Think about that when you think about Darwin.

This is not to say that Darwin has not been the subject of much debate, ridicule and controversy, even in scientific circles. Religion and politics aside, there are many scientists, geneticists and academes who resist Darwin’s omnipresence in the field. Most notable of these attempts is Phillip E. Johnson’s 1991 book, Darwin on Trial, based on the premise that evolution as a theory could be “tried” like a defendant in court. He refutes the theory of evolution by using molecular biology, paleontology records, fossils and scientific arguments about natural selection, stating that the basis of evolution is the assumption that natural selection is inherently true, and that creationism is inherently not. Amid general scientific outrage and popular media frenzy, Johnson coined the term “scientific creationist” and earned himself the title of the Father of the Intelligent Design Movement.
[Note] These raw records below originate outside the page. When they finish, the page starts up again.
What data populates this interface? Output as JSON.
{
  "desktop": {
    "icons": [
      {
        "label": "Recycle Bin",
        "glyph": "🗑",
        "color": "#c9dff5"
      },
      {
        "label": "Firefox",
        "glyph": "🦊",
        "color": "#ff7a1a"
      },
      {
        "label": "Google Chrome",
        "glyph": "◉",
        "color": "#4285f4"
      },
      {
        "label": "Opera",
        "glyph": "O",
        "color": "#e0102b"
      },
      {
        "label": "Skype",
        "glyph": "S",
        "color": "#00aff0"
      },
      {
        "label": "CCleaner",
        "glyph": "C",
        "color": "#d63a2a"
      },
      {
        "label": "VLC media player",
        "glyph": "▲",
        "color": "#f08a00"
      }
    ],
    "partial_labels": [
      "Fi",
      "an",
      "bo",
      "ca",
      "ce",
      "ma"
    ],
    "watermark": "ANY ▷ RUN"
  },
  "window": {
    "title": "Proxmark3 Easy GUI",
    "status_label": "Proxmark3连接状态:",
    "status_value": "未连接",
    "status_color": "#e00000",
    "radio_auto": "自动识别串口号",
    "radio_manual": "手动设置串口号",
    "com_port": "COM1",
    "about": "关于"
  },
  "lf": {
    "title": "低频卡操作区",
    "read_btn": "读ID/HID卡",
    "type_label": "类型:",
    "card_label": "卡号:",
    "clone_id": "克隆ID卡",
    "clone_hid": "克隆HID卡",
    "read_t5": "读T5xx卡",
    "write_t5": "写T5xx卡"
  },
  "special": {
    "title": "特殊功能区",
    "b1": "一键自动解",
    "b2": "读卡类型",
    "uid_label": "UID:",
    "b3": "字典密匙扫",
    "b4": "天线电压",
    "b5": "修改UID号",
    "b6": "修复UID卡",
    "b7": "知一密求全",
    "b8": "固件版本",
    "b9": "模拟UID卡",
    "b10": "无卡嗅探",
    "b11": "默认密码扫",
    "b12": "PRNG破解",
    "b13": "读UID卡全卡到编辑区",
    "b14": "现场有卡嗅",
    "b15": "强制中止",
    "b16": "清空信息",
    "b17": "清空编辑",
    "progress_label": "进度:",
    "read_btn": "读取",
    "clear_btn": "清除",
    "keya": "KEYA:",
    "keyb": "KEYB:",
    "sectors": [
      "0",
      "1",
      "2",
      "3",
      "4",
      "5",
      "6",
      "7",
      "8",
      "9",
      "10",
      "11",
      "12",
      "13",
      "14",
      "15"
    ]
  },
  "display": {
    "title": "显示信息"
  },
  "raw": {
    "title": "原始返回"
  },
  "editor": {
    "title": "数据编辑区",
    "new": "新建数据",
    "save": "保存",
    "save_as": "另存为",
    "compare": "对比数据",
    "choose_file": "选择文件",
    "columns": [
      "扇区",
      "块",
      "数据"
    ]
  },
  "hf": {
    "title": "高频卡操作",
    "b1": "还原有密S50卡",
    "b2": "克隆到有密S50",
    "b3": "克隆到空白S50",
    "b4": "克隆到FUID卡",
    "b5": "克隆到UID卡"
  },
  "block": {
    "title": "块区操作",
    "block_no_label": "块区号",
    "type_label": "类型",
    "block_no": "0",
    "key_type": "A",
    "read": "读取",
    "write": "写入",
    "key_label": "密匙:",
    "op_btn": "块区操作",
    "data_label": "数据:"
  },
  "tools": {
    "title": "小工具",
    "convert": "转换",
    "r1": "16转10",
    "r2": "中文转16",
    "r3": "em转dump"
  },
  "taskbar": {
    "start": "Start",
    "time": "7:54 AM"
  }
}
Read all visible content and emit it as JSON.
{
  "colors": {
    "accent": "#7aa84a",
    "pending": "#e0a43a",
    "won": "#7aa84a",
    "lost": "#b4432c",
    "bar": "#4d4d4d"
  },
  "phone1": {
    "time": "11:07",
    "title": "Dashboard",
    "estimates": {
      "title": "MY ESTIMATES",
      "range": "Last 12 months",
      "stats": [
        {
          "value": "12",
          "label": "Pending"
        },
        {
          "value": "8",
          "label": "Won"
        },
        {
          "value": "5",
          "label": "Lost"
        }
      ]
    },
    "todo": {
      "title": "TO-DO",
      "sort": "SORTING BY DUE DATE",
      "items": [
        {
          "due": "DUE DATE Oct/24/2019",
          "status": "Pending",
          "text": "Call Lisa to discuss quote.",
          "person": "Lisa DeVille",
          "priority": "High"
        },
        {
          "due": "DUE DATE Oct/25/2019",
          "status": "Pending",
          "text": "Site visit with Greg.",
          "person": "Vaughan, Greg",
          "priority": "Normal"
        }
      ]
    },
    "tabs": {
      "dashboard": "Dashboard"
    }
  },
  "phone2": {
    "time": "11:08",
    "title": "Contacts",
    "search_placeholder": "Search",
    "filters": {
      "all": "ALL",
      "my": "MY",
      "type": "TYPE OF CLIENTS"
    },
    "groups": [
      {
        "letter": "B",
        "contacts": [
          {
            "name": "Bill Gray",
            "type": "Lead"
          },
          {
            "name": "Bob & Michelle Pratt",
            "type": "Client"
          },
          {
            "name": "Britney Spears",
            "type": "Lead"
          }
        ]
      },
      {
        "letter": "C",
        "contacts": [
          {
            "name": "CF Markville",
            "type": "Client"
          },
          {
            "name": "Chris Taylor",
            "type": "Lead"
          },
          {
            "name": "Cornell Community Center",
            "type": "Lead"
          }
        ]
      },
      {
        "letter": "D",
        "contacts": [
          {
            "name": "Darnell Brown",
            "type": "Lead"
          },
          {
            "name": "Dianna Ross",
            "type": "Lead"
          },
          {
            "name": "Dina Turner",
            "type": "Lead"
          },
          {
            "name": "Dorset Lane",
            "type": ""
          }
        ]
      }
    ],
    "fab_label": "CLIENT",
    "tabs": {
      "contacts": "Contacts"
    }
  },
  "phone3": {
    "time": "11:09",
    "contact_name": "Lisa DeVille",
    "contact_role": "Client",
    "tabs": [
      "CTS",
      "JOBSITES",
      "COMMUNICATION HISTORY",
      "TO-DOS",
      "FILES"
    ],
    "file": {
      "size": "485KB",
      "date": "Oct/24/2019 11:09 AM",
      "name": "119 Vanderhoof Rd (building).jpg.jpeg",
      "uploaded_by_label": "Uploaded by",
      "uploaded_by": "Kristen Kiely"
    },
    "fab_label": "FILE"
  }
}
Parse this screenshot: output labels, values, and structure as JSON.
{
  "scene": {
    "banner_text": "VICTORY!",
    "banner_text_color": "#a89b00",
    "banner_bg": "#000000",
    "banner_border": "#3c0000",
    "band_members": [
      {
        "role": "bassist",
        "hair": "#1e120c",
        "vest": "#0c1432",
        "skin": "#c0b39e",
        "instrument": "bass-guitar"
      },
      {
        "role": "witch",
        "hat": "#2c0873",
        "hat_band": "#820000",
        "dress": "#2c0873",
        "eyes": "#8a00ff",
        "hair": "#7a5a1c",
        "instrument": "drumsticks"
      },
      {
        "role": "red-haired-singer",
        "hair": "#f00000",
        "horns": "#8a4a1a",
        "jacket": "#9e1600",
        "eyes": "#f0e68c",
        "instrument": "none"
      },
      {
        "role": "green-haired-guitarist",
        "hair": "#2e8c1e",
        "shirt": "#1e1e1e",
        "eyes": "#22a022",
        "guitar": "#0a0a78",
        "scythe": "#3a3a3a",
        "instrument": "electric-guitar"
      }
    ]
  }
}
 A recent study published in Biology Letters also explores the possibility that Darwin may have been wrong in concluding that competition drives all natural selection. Instead, states the study, evolutionary patterns have been driven by favorable “land space”, i.e., animals have historically, according to land fossil records, migrated to place where food was more abundant and the weather more comfortable. But this study seems to have missed the link between land space and competition. Competition is the reason that animals migrate to more favorable “land space”, because other animals in the previous land space lead to deteriorating food situations.

Have I piqued your interest? Has your appetite been whet (Thanksgiving pun!)?This weekend, watch the amazing movie "Creation" - about Darwin, not the revolutionary scientist, but the father, the husband and the man of religion.


Creation

See you soon, my friends! We will journey together, henceforth, into this wondrous world which has no boundaries, and animals and forms meld and merge in time that treats billions of years like mere seconds.